- #1

- 1

- 0

For the mass-spring system with damping, we obtain the following DE

my′′ + gammay′ + ky = 0, or y′′ + cy′ + omega^2y = 0, where c = gamma/m and omega^2 = k/m. Given m = 1,k = 4, gamma= 1, and initial conditions y(0) = 0.1, y′(0) = 0.

(1) Plot solutions y and v = y′ = dy/dt as functions of time.

(2) Plot v vs y (phase plot). Comment on the behavior of the curve.

(3) Plot the quantity E = 1/2mv^2 + 1/2ky^2 as a function of time.
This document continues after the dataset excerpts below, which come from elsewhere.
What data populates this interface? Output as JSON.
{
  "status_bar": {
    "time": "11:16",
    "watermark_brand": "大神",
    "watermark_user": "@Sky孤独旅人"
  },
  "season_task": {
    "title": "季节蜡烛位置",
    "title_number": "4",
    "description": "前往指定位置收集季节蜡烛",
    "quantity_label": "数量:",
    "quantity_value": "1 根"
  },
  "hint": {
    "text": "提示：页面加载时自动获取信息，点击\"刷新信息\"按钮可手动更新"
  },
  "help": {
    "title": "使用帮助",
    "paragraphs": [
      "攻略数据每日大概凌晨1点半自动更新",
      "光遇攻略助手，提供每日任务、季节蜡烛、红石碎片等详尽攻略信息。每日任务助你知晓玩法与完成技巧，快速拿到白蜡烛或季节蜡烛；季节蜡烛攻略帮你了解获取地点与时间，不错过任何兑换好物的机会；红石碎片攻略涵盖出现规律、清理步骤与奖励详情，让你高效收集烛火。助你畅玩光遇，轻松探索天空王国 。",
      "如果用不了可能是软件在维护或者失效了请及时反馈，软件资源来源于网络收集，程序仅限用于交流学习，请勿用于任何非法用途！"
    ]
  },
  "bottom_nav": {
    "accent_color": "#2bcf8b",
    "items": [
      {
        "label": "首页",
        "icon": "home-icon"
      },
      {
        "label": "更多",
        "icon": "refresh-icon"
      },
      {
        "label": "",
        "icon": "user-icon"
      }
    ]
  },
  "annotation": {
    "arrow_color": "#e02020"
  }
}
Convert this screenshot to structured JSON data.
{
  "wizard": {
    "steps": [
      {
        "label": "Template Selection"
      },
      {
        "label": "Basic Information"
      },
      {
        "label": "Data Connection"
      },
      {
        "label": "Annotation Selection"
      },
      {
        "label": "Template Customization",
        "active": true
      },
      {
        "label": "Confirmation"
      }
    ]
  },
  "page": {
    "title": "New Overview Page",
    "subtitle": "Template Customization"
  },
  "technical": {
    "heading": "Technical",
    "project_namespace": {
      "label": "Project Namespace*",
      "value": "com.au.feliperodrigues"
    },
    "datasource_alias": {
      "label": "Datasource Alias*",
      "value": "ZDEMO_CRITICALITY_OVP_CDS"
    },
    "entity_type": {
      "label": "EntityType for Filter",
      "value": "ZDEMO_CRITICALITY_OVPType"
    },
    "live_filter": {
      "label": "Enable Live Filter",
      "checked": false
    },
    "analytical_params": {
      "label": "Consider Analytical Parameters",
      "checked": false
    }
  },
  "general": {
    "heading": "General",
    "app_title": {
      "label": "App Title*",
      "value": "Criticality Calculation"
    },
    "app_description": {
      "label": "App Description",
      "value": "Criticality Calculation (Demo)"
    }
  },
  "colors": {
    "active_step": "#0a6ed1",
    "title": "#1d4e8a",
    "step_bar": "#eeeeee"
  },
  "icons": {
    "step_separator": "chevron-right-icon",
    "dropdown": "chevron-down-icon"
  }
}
What do you observe?

(4) Show that dE/dt < 0 for gamma > 0 while dE/dt > 0 for gamma < 0 (analytically or by graphic).

For part 1

function Q2part1

m = 1; % mass [kg]

k = 4; % spring constant [N/m]

gamma = 1; % friction coefficient [Ns/m]

omega = sqrt(k/m); c = gamma/m;

y0 = 0.1; v0 = 0; % initial conditions

[t,Y] = ode45(@f,[0,10],[y0,v0],[],omega,c); % solve for 0<t<10

y = Y(:,1); v = Y(:,2); % retrieve y, v from Y

figure(1); plot(t,y,'b+-',t,v,'ro-'); % time series for y and v

%-------------------------------------------

function dYdt = f(t,Y,omega,c)

y = Y(1); v = Y(2);

dYdt = [ v ;-c*(v)-omega^2*y];

for part 2

function Q2part2

m = 1;

k = 4;

gamma = 1;

omega = sqrt(k/m); c = gamma/m;

y0 = 0.1; v0 = 0;

[t,Y] = ode45(@f,[0,10],[y0,v0],[],omega,c);

y = Y(:,1); v = Y(:,2);

figure(1); plot(v,y);

function dYdt = f(t,Y,omega,c)

y = Y(1); v = Y(2);

dYdt = [ v ;-c*(v)-omega^2*y];

I know that i need to plug in formulas for y (and v as well?) so that I have E(t), but is it as simple as solving for and plugging in y? I am in need of direction here I suppose...a nice big fat hint to put me in the correct direction.